PMSは「生理前にホルモンの変化で心と体がゆらぎやすくなる状態」

「生理前になると、理由もないのにイライラして家族に当たってしまう……」
「甘いものやジャンクフードのドカ食いがどうしてもやめられない……」

毎月やってくるPMS(月経前症候群)のつらい症状に、悩まされていませんか?
「自分の意志が弱いからだ」と、自分を責めてしまう必要は一切ありません。

生理前の食欲暴走や情緒不安定は、ホルモンバランスの乱れだけでなく、
実はカラダからの「ある栄養が足りていないよ」というサインかもしれませんね。

この記事では、管理栄養士の視点からPMSを和らげる食べ物の選び方や、
こころとカラダを無理なく整えるための、優しい食習慣のコツをお伝えします。

毎月のつらさを少しずつ手放して、穏やかに過ごせるヒントを見つけてみましょう。


今回は、こころとカラダの栄養ダイエットでカウンセリング栄養コーチをしている管理栄養士の筆者「PMSのイライラ・過食に悩む方へ!管理栄養士が教える食べ物習慣」をお伝えしていきますので、ぜひご覧ください。

目次

なぜ生理前に不調が起こる?PMSと食べ物の深い関係

生理前のイライラや過食が「カラダからのSOS」かもしれない理由を優しく解説するセッション画像。

生理前になると、急に心がざわざわしたり、食欲がコントロールできなくなったりしますよね。
実はこの時期の体の中では、想像以上に激しい変化が起きているかも。

まずは、PMS期に起こる「食べたい衝動」と「心の乱れ」のメカニズムを知ることから始めてみましょう。
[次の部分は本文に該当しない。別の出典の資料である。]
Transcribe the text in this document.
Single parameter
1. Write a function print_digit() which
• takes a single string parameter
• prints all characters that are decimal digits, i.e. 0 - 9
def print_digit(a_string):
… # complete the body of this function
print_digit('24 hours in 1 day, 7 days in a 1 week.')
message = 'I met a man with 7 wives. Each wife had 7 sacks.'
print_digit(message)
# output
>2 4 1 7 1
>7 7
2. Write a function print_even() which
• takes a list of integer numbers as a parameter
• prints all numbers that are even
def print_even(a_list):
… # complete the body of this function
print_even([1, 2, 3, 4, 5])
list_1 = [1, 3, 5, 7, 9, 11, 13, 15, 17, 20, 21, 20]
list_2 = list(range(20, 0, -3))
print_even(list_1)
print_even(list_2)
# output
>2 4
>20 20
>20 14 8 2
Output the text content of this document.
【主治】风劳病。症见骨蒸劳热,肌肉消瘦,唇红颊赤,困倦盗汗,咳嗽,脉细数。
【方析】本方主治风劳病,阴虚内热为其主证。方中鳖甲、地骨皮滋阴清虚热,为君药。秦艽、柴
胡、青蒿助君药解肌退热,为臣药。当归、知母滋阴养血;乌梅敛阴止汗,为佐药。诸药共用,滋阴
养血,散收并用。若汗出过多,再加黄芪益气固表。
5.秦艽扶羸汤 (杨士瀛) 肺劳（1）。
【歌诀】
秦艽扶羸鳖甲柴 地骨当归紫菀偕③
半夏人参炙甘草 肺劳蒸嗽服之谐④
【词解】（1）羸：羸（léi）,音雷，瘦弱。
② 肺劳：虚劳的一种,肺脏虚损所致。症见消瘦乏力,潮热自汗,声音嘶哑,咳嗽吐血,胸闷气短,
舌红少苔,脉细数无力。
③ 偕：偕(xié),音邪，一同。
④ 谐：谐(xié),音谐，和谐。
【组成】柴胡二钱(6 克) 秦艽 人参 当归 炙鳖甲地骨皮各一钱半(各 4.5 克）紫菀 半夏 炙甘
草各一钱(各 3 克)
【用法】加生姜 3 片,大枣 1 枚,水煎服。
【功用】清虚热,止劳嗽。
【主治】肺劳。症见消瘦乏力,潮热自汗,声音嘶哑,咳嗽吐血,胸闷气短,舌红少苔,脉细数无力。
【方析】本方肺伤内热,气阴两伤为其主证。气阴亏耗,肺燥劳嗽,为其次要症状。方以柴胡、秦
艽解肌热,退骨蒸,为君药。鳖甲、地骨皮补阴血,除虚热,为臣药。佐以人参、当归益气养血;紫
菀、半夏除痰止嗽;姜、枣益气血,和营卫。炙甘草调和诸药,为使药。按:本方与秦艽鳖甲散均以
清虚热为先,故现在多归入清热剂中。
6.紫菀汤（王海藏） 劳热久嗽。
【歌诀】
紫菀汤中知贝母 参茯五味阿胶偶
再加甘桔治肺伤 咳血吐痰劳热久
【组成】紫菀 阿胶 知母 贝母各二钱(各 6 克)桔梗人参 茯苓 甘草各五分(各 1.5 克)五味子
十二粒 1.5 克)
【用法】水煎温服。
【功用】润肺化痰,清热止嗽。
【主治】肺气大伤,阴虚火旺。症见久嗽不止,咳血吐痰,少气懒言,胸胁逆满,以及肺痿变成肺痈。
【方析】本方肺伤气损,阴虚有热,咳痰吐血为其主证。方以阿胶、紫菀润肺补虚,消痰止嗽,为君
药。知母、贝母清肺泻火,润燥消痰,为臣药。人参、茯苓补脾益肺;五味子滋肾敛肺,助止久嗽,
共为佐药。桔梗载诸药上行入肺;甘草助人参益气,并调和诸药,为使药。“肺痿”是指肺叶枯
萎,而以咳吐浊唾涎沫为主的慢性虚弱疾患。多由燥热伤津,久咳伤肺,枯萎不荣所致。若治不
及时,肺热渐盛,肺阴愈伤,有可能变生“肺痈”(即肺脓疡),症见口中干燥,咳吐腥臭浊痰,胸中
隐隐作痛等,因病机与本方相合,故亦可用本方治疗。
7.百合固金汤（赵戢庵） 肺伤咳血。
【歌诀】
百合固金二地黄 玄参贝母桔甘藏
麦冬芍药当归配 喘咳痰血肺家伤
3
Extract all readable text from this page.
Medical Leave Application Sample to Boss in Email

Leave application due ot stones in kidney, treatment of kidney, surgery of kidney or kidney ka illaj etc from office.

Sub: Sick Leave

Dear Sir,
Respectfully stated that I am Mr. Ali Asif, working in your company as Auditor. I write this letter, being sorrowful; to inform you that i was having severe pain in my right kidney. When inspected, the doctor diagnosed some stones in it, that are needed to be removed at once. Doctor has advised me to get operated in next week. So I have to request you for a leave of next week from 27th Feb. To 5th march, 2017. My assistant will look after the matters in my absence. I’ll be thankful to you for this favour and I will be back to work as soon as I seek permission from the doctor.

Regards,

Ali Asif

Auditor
原因が分かると、「私のせいじゃなかったんだ」と少し心が軽くなりますよ。

生理前に「食べたい衝動」が止まらなくなる理由

生理前になると、女性の体内ではプロゲステロンという女性ホルモンが急激に増加します。
このホルモンには栄養や水分を体に蓄えようとする働きがあるため、自然と食欲が増していくのです。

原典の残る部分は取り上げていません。